While availability of personal protective equipment has improved since the beginning of the pandemic, in some cases making health care providers feel safer, she said the new protocols have been another challenge to navigate.
“If we have a sick patient who is deteriorating quickly, it can take a lot longer to get into their rooms and take care of them because you have to put all this PPE on — a mask, face shield, gown, gloves, and there’s a whole protocol and process in place for putting that stuff on and then taking it off,” Salcin said.
It can also be especially difficult to treat patients when the patients cannot visit with loved ones, she said.

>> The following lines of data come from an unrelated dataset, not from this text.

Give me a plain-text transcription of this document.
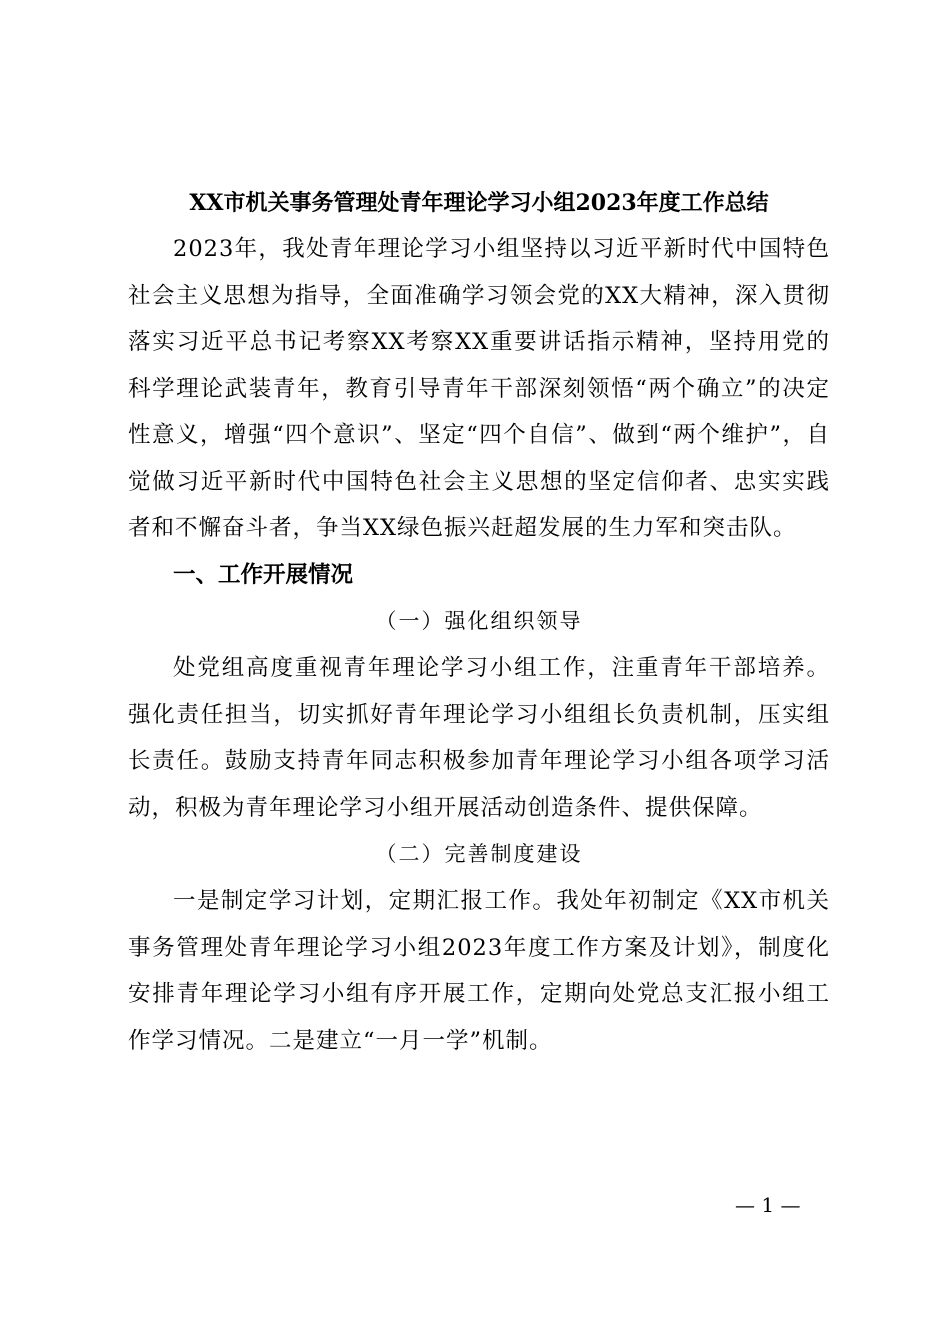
XX市机关事务管理处青年理论学习小组2023年度工作总结

2023年，我处青年理论学习小组坚持以习近平新时代中国特色社会主义思想为指导，全面准确学习领会党的XX大精神，深入贯彻落实习近平总书记考察XX考察XX重要讲话指示精神，坚持用党的科学理论武装青年，教育引导青年干部深刻领悟“两个确立”的决定性意义，增强“四个意识”、坚定“四个自信”、做到“两个维护”，自觉做习近平新时代中国特色社会主义思想的坚定信仰者、忠实实践者和不懈奋斗者，争当XX绿色振兴赶超发展的生力军和突击队。

一、工作开展情况

（一）强化组织领导

处党组高度重视青年理论学习小组工作，注重青年干部培养。强化责任担当，切实抓好青年理论学习小组组长负责机制，压实组长责任。鼓励支持青年同志积极参加青年理论学习小组各项学习活动，积极为青年理论学习小组开展活动创造条件、提供保障。

（二）完善制度建设

一是制定学习计划，定期汇报工作。我处年初制定《XX市机关事务管理处青年理论学习小组2023年度工作方案及计划》，制度化安排青年理论学习小组有序开展工作，定期向处党总支汇报小组工作学习情况。二是建立“一月一学”机制。

— 1 —
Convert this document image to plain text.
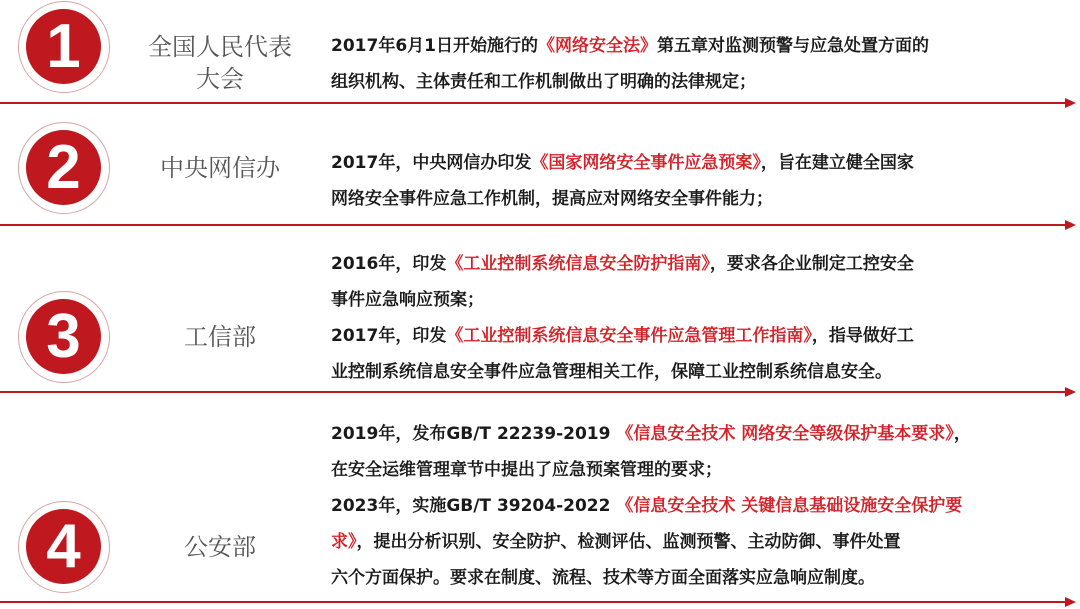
1	全国人民代表大会
2017年6月1日开始施行的《网络安全法》第五章对监测预警与应急处置方面的
组织机构、主体责任和工作机制做出了明确的法律规定；
2	中央网信办	2017年，中央网信办印发《国家网络安全事件应急预案》，旨在建立健全国家
网络安全事件应急工作机制，提高应对网络安全事件能力；
3	工信部
2016年，印发《工业控制系统信息安全防护指南》，要求各企业制定工控安全
事件应急响应预案；
2017年，印发《工业控制系统信息安全事件应急管理工作指南》，指导做好工
业控制系统信息安全事件应急管理相关工作，保障工业控制系统信息安全。
4	公安部
2019年，发布GB/T 22239-2019 《信息安全技术 网络安全等级保护基本要求》，
在安全运维管理章节中提出了应急预案管理的要求；
2023年，实施GB/T 39204-2022 《信息安全技术 关键信息基础设施安全保护要
求》，提出分析识别、安全防护、检测评估、监测预警、主动防御、事件处置
六个方面保护。要求在制度、流程、技术等方面全面落实应急响应制度。
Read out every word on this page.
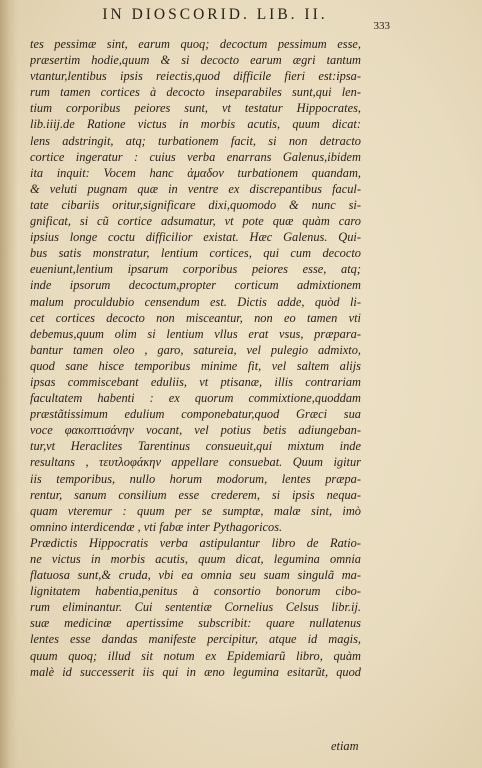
IN DIOSCORID. LIB. II.
333
tes pessimæ sint, earum quoq; decoctum pessimum esse,
præsertim hodie,quum & si decocto earum ægri tantum
vtantur,lentibus ipsis reiectis,quod difficile fieri est:ipsa-
rum tamen cortices à decocto inseparabiles sunt,qui len-
tium corporibus peiores sunt, vt testatur Hippocrates,
lib.iiij.de Ratione victus in morbis acutis, quum dicat:
lens adstringit, atq; turbationem facit, si non detracto
cortice ingeratur : cuius verba enarrans Galenus,ibidem
ita inquit: Vocem hanc ἀμαδον turbationem quandam,
& veluti pugnam quæ in ventre ex discrepantibus facul-
tate cibariis oritur,significare dixi,quomodo & nunc si-
gnificat, si cũ cortice adsumatur, vt pote quæ quàm caro
ipsius longe coctu difficilior existat. Hæc Galenus. Qui-
bus satis monstratur, lentium cortices, qui cum decocto
eueniunt,lentium ipsarum corporibus peiores esse, atq;
inde ipsorum decoctum,propter corticum admixtionem
malum proculdubio censendum est. Dictis adde, quòd li-
cet cortices decocto non misceantur, non eo tamen vti
debemus,quum olim si lentium vllus erat vsus, præpara-
bantur tamen oleo , garo, satureia, vel pulegio admixto,
quod sane hisce temporibus minime fit, vel saltem alijs
ipsas commiscebant eduliis, vt ptisanæ, illis contrariam
facultatem habenti : ex quorum commixtione,quoddam
præstãtissimum edulium componebatur,quod Græci sua
voce φακοπτισάνην vocant, vel potius betis adiungeban-
tur,vt Heraclites Tarentinus consueuit,qui mixtum inde
resultans , τευτλοφάκην appellare consuebat. Quum igitur
iis temporibus, nullo horum modorum, lentes præpa-
rentur, sanum consilium esse crederem, si ipsis nequa-
quam vteremur : quum per se sumptæ, malæ sint, imò
omnino interdicendæ , vti fabæ inter Pythagoricos.
Prædictis Hippocratis verba astipulantur libro de Ratio-
ne victus in morbis acutis, quum dicat, legumina omnia
flatuosa sunt,& cruda, vbi ea omnia seu suam singulã ma-
lignitatem habentia,penitus à consortio bonorum cibo-
rum eliminantur. Cui sententiæ Cornelius Celsus libr.ij.
suæ medicinæ apertissime subscribit: quare nullatenus
lentes esse dandas manifeste percipitur, atque id magis,
quum quoq; illud sit notum ex Epidemiarũ libro, quàm
malè id successerit iis qui in æno legumina esitarũt, quod
etiam
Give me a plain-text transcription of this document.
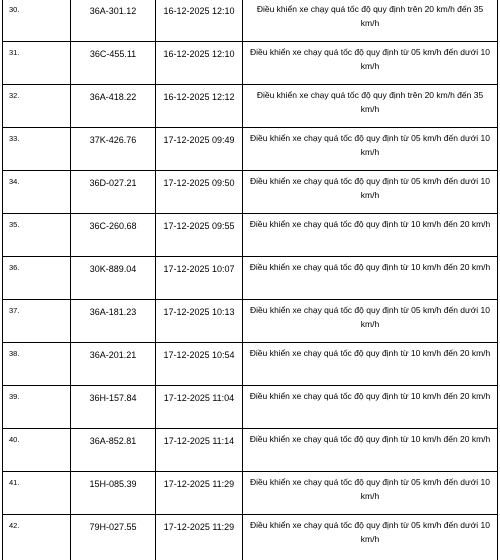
30.	36A-301.12	16-12-2025 12:10	Điều khiển xe chạy quá tốc độ quy định trên 20 km/h đến 35 km/h
31.	36C-455.11	16-12-2025 12:10	Điều khiển xe chạy quá tốc độ quy định từ 05 km/h đến dưới 10 km/h
32.	36A-418.22	16-12-2025 12:12	Điều khiển xe chạy quá tốc độ quy định trên 20 km/h đến 35 km/h
33.	37K-426.76	17-12-2025 09:49	Điều khiển xe chạy quá tốc độ quy định từ 05 km/h đến dưới 10 km/h
34.	36D-027.21	17-12-2025 09:50	Điều khiển xe chạy quá tốc độ quy định từ 05 km/h đến dưới 10 km/h
35.	36C-260.68	17-12-2025 09:55	Điều khiển xe chạy quá tốc độ quy định từ 10 km/h đến 20 km/h
36.	30K-889.04	17-12-2025 10:07	Điều khiển xe chạy quá tốc độ quy định từ 10 km/h đến 20 km/h
37.	36A-181.23	17-12-2025 10:13	Điều khiển xe chạy quá tốc độ quy định từ 05 km/h đến dưới 10 km/h
38.	36A-201.21	17-12-2025 10:54	Điều khiển xe chạy quá tốc độ quy định từ 10 km/h đến 20 km/h
39.	36H-157.84	17-12-2025 11:04	Điều khiển xe chạy quá tốc độ quy định từ 10 km/h đến 20 km/h
40.	36A-852.81	17-12-2025 11:14	Điều khiển xe chạy quá tốc độ quy định từ 10 km/h đến 20 km/h
41.	15H-085.39	17-12-2025 11:29	Điều khiển xe chạy quá tốc độ quy định từ 05 km/h đến dưới 10 km/h
42.	79H-027.55	17-12-2025 11:29	Điều khiển xe chạy quá tốc độ quy định từ 05 km/h đến dưới 10 km/h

“When people are ill, sometimes they can’t advocate for themselves, and having that family member present is very helpful,” Salcin said. “We are taking the time to slow down, to really listen to our patients, to listen to what they need and if possible, we try to get them an iPad or video visits with their families.”
Staff are also “trying to be a little more conscientious” about updating loved ones who cannot be in the hospital in person due to COVID-19 visitation restrictions, she said.
The emotional toll on health care workers has been difficult even for people who are used to stressful situations at work, Salcin said.
“Some of the toughest people I know at work who started off at the beginning of the pandemic feeling very resilient and very hopeful are not feeling so hopeful anymore,” Salcin said. “We as a community, we’re failing. We’re not wearing our masks. We’re not complying with social distancing and we see our numbers starting to go up again. It’s frustrating.”
Salcin said she has turned to family and colleagues for support over the past year. Outside of work, she said she enjoys cooking, spending time with family and friends, and outdoor activities, although some of those hobbies have been restricted this year.
“I’m fortunate in the sense that my sisters are also in medicine, and so we have a pretty good understanding of what’s going on and we know what each of us is going through on a day-to-day basis,” she said. “My husband is fantastic. And the other residents in my program have been great.”